„Jedność powrotu”: Bruksela nie chce chaosu
Komisja Europejska ogłosiła w czerwcu początek prac nad strategią stopniowego powrotu Ukraińców do ojczyzny. Choć wojna jeszcze się nie skończyła, UE chce przygotować grunt pod przyszłość, zarówno dla uchodźców, jak i dla samej Ukrainy. Głównym założeniem jest unikanie nagłych fal powrotów, które mogłyby sparaliżować lokalne społeczności, a nawet destabilizować region.
Dlatego pojawia się pomysł tzw. „centrów jedności” – specjalnych punktów wsparcia w krajach UE, które będą pomagać uchodźcom w podjęciu decyzji: wracać do domu czy budować życie tu, gdzie są. Pierwsze takie ośrodki mają powstać w Niemczech i Hiszpanii. Co ciekawe, nie w Polsce gdzie przecież mamy bardzo wielu uchodźców z Ukrainy.

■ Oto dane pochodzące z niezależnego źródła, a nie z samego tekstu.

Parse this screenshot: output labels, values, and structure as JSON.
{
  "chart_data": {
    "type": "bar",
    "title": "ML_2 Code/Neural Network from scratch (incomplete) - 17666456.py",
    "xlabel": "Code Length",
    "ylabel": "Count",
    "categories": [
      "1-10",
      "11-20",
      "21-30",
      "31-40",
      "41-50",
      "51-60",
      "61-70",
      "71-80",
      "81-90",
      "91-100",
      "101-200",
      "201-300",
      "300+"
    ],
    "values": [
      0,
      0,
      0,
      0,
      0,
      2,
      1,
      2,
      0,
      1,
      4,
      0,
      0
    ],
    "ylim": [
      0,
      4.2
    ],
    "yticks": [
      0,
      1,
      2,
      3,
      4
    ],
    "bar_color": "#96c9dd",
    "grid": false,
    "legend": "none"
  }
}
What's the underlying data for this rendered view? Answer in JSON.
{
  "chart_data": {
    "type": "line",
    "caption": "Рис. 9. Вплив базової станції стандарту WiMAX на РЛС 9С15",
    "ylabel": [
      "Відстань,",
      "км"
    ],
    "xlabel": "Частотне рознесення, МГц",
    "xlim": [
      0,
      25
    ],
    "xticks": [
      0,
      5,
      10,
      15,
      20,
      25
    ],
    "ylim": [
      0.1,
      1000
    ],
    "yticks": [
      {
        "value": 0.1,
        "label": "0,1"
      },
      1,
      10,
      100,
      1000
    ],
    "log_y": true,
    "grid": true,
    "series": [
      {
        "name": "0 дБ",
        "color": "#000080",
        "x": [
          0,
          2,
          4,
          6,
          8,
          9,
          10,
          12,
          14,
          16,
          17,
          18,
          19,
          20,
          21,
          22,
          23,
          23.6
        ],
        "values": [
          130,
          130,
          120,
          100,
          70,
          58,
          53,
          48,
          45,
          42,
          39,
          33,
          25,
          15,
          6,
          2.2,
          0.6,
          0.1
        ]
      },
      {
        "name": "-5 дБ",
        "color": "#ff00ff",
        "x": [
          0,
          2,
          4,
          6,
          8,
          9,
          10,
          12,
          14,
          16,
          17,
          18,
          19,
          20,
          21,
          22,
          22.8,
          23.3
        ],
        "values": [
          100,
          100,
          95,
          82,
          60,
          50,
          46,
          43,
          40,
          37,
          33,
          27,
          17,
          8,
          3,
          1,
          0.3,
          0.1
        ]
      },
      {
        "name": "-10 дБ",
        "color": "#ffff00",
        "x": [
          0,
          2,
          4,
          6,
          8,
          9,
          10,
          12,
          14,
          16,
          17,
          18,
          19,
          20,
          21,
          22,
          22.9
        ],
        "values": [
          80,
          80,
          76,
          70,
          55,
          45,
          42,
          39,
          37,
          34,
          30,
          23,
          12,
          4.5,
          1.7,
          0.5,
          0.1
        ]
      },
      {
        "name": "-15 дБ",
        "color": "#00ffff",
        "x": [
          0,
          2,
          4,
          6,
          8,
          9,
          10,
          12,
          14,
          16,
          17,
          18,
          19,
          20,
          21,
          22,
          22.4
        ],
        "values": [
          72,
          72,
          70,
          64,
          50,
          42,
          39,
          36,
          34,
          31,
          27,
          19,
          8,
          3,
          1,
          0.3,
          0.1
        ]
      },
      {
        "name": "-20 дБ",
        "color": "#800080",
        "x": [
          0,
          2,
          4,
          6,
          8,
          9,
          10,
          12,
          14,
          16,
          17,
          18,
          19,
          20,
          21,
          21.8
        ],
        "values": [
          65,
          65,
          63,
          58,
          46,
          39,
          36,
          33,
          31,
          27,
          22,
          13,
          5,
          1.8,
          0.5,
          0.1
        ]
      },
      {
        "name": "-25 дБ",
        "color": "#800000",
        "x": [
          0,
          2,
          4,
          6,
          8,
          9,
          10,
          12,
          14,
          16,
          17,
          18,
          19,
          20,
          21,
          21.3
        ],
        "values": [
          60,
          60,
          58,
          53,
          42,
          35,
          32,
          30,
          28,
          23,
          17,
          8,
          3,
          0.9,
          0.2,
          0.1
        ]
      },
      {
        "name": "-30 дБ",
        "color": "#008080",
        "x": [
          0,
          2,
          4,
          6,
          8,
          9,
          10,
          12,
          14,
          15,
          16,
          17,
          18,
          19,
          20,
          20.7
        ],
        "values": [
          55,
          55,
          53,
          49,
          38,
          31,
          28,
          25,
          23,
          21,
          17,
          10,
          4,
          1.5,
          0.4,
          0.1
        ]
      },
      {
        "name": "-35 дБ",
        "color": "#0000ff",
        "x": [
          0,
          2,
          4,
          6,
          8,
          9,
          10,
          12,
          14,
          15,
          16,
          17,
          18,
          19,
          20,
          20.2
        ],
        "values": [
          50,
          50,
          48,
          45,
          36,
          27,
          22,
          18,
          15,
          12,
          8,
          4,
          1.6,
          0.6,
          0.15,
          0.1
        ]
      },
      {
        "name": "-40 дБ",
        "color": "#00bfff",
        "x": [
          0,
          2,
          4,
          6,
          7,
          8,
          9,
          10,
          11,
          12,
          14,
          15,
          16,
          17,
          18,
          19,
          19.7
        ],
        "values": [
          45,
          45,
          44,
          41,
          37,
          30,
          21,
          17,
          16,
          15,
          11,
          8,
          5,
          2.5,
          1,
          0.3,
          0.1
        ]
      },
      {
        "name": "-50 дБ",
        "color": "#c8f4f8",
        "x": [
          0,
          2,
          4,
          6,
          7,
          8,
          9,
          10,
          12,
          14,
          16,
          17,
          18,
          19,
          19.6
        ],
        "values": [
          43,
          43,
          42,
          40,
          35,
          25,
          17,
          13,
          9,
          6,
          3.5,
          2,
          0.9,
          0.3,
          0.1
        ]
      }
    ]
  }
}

Większość Ukraińców chce wrócić, ale nie teraz
Według europejskich danych, aż 91% ukraińskich uchodźców deklaruje chęć powrotu do ojczyzny w przyszłości. Co ciekawe, ten wskaźnik utrzymuje się na wysokim poziomie od początku wojny, co wyróżnia się na tle innych kryzysów uchodźczych. Jednak w praktyce tylko 15% z nich planuje wrócić w najbliższym czasie i to często na krótko.
Powodem tej ostrożności są nie tylko względy bezpieczeństwa, ale także realne trudności w samej Ukrainie: braki w dostępie do prądu, pracy czy usług medycznych. Dodatkowo, wielu uchodźców pochodzi z terenów obecnie okupowanych, ich decyzje będą zależały od przyszłości tych regionów.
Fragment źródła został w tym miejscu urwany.